2. A noise-shielding panel as claimed in Claim 1, wherein said flat and contacting sections (14, 16) are formed integrally as a one-piece by press-forming said fibrous composite.

3. A noise-shielding panel as claimed in Claim 1, wherein said contacting section (16) includes a sealing portion (16a) whose surface is in direct contact with the engine body surface (12a) so as to maintain a seal between the peripheral portion of said flat section (14) and the engine body surface (12a), and a boss portion (1 6b) whose surface is in direct contact with the engine body surface (12a) so as to maintain a seal between the engine body surface (12a) and said flat section (14) around a projection (20) projected from the engine body surface (12a).

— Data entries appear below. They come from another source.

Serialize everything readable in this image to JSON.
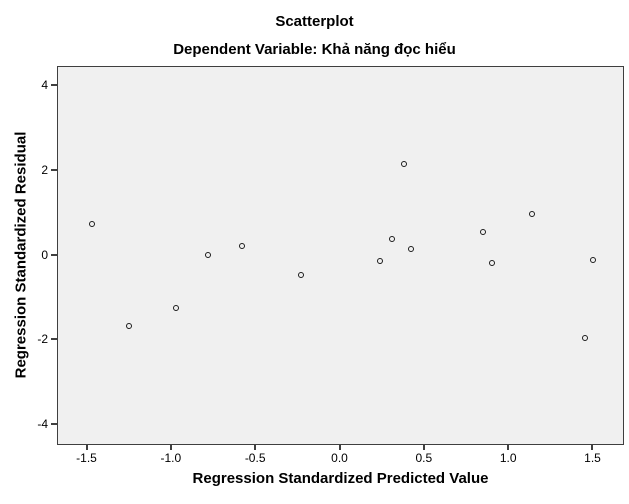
{
  "chart_data": {
    "type": "scatter",
    "title": "Scatterplot",
    "subtitle": "Dependent Variable: Khả năng đọc hiểu",
    "xlabel": "Regression Standardized Predicted Value",
    "ylabel": "Regression Standardized Residual",
    "xlim": [
      -1.675,
      1.675
    ],
    "ylim": [
      -4.45,
      4.45
    ],
    "x_ticks": [
      {
        "value": -1.5,
        "label": "-1.5"
      },
      {
        "value": -1.0,
        "label": "-1.0"
      },
      {
        "value": -0.5,
        "label": "-0.5"
      },
      {
        "value": 0.0,
        "label": "0.0"
      },
      {
        "value": 0.5,
        "label": "0.5"
      },
      {
        "value": 1.0,
        "label": "1.0"
      },
      {
        "value": 1.5,
        "label": "1.5"
      }
    ],
    "y_ticks": [
      {
        "value": 4,
        "label": "4"
      },
      {
        "value": 2,
        "label": "2"
      },
      {
        "value": 0,
        "label": "0"
      },
      {
        "value": -2,
        "label": "-2"
      },
      {
        "value": -4,
        "label": "-4"
      }
    ],
    "points": [
      {
        "x": -1.47,
        "y": 0.74
      },
      {
        "x": -1.25,
        "y": -1.68
      },
      {
        "x": -0.97,
        "y": -1.26
      },
      {
        "x": -0.78,
        "y": 0.0
      },
      {
        "x": -0.58,
        "y": 0.21
      },
      {
        "x": -0.23,
        "y": -0.47
      },
      {
        "x": 0.24,
        "y": -0.15
      },
      {
        "x": 0.31,
        "y": 0.38
      },
      {
        "x": 0.38,
        "y": 2.15
      },
      {
        "x": 0.42,
        "y": 0.15
      },
      {
        "x": 0.85,
        "y": 0.55
      },
      {
        "x": 0.9,
        "y": -0.19
      },
      {
        "x": 1.14,
        "y": 0.96
      },
      {
        "x": 1.45,
        "y": -1.97
      },
      {
        "x": 1.5,
        "y": -0.12
      }
    ],
    "marker": "open-circle",
    "grid": false,
    "legend": "none",
    "plot_background": "#f0f0f0",
    "border_color": "#3f3f3f",
    "marker_color": "#1c1c1c",
    "text_color": "#000000"
  }
}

4. A noise-shieiding panel as claimed in Claim 3, wherein said sealing portion is generally in the shape of a band and formed along the periphery of said flat section to define a sealed space (S) thereinside and between said flat section (14) and the engine body surface (12a).

5. A noise-shielding panel as claimed in Claim 3, wherein said boss portion (16b) is-generally cylindrical to have a through-hole (18) in which said projection (20) from the engine body surface is disposed.

6. A noise-shielding panel as claimed in Claim 1, wherein said fibrous composite includes at least one selected from the group consisting of wool, polyester fiber, nylon fiber, rock wool fiber, glass wool (glass fiber), alumina fiber, steel wool, carbon fiber, and silicon carbide fiber.

7. A noise-shielding panel as claimed in Claim 6, wherein said fibrous composite includes a thermosetting resin selected from the group consisting of epoxy resin, acrylic resin, and phenol resin.

8. A noise-shielding panel as claimed in Claim 1, further comprising a cover section (22) integral with said sealing portion (16a) and formed of the same fibrous composite as in said flat section, said cover section (22) being higher in density of the fibrous material than said contacting section, said cover section being located outside of said sealing portion (1 6a) and bent to cover said sealing portion.

9. A noise-shielding panel as claimed in Claim 8, further comprising a flange section (24) integral with said cover section and formed of the same fibrous composite as in said flat section, said flange section (24) being higher in density of the fibrous composite than said contacting section (16), said flange section (24) extending outwardly from said cover section (22) and being in direct contact with the engine body surface (12a) to be secured to the engine body surface by bolts (26).